Hot, right? Be that person.
4) You are competing for other people’s time, interest, and emotional investment, and getting fit will give you a leg up.
The dating world is one giant representation of the ice cream aisle at your local supermarket. The shelves are packed full of ice cream of every flavor, quirky name, chemical additive, and dairy milk alternative imaginable. With so many other buckets of ice cream– er, people– you have to put in quite a bit of work to prove that you deserve your potential partner’s time more than your competitors.
There are a zillion other people out there who like Netflix and modern art and get tired after walking two miles. If you really want to get their attention, be the person who likes Netflix and art and participates in triathlons. You will be vastly more interesting and diverse person – and vastly more confident!

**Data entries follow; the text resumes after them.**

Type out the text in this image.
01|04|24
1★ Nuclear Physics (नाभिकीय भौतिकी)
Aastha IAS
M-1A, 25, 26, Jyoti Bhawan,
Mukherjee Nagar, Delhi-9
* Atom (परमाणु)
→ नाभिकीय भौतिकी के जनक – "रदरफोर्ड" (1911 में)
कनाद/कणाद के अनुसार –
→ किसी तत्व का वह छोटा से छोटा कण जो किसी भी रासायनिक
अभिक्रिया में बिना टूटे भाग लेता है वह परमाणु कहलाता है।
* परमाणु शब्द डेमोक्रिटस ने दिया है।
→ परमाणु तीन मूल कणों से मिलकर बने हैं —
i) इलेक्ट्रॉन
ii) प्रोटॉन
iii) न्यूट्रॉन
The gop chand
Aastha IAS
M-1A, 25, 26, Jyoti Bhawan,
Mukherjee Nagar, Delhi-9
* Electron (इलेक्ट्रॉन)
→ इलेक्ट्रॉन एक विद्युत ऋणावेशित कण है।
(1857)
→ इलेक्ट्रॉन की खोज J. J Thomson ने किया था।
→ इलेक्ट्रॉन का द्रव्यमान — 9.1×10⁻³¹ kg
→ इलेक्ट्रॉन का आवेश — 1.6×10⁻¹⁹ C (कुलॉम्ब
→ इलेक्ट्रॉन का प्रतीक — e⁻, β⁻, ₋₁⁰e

5) Sick of the same tired old bar, cafe, or coffee shop date? You have a built-in unique date idea, and it does not involve heels or a button down.
If you’ve been to your local cafe on so many dates that the servers have started calling you by your first name, fitness will give you the perfect opportunity to mix things up. Instead of dragging your partner through another round of coffee, you can introduce them to your favorite form of fitness as a way to get to know them. If you’re a runner, you can take them on a leisurely trail run. If you like yoga, you can test out their sense of humor while you struggle through harder poses together. It’s fun, it’s casual, and it forbids torturous, stressful wardrobe choices. Getting sweaty together is a great icebreaker. They will remember you!

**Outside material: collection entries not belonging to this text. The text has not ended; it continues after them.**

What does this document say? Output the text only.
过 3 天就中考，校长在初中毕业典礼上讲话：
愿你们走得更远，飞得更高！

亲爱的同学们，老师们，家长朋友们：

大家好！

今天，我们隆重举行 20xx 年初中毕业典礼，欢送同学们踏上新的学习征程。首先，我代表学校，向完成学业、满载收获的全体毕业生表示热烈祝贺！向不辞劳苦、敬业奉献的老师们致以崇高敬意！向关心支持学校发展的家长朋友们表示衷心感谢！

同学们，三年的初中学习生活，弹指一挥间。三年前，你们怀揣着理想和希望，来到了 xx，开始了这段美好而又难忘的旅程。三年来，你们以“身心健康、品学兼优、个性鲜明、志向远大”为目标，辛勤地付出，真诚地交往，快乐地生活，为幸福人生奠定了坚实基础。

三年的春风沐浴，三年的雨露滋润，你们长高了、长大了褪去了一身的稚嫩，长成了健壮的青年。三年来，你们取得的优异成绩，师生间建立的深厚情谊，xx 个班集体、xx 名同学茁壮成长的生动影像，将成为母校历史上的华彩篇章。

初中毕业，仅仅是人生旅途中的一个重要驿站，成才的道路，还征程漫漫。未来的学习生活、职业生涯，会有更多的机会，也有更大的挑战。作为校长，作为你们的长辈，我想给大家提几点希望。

6) Make sure you and your partner are on the same page.
For most people, this isn’t too big of an issue, but if you’re prone to ‘going all in’, watch your obsession. Your fitness and nutritional plans will have an impact on your partner’s life, so it’s important to explain what your goals and expectations are from the beginning. If you’re going to follow a raw, vegan, gluten-free diet, they need to know that eating out is going to be a pain in the neck at times. If you’re going to disappear for hours on end to train for a marathon, they need to know your training schedule. Don’t expect your partner to try to squeeze their relationship into the cracks around your fitness routine.
And resist the urge to control your partner’s diet or exercise program! Your health and fitness are your own, and your partner is not obligated to participate in your activities. If it’s important enough that you expect them to accompany you for any fitness endeavor, you need to make that expressly clear. Communication is key.
And lastly…
7) Exercise is an exercise in ‘mutual motivation.’
We have long known that we are more likely to stay motivated when we have a partner in crime– we’re competitive, our partners hold us accountable, and we tend to mimic the people around us. By bringing fitness into your relationship, you will ensure that you and your partner continue to motivate each other and support one another’s growth. This has a ripple effect on your whole relationship, making for a strong, healthy, productive partnership.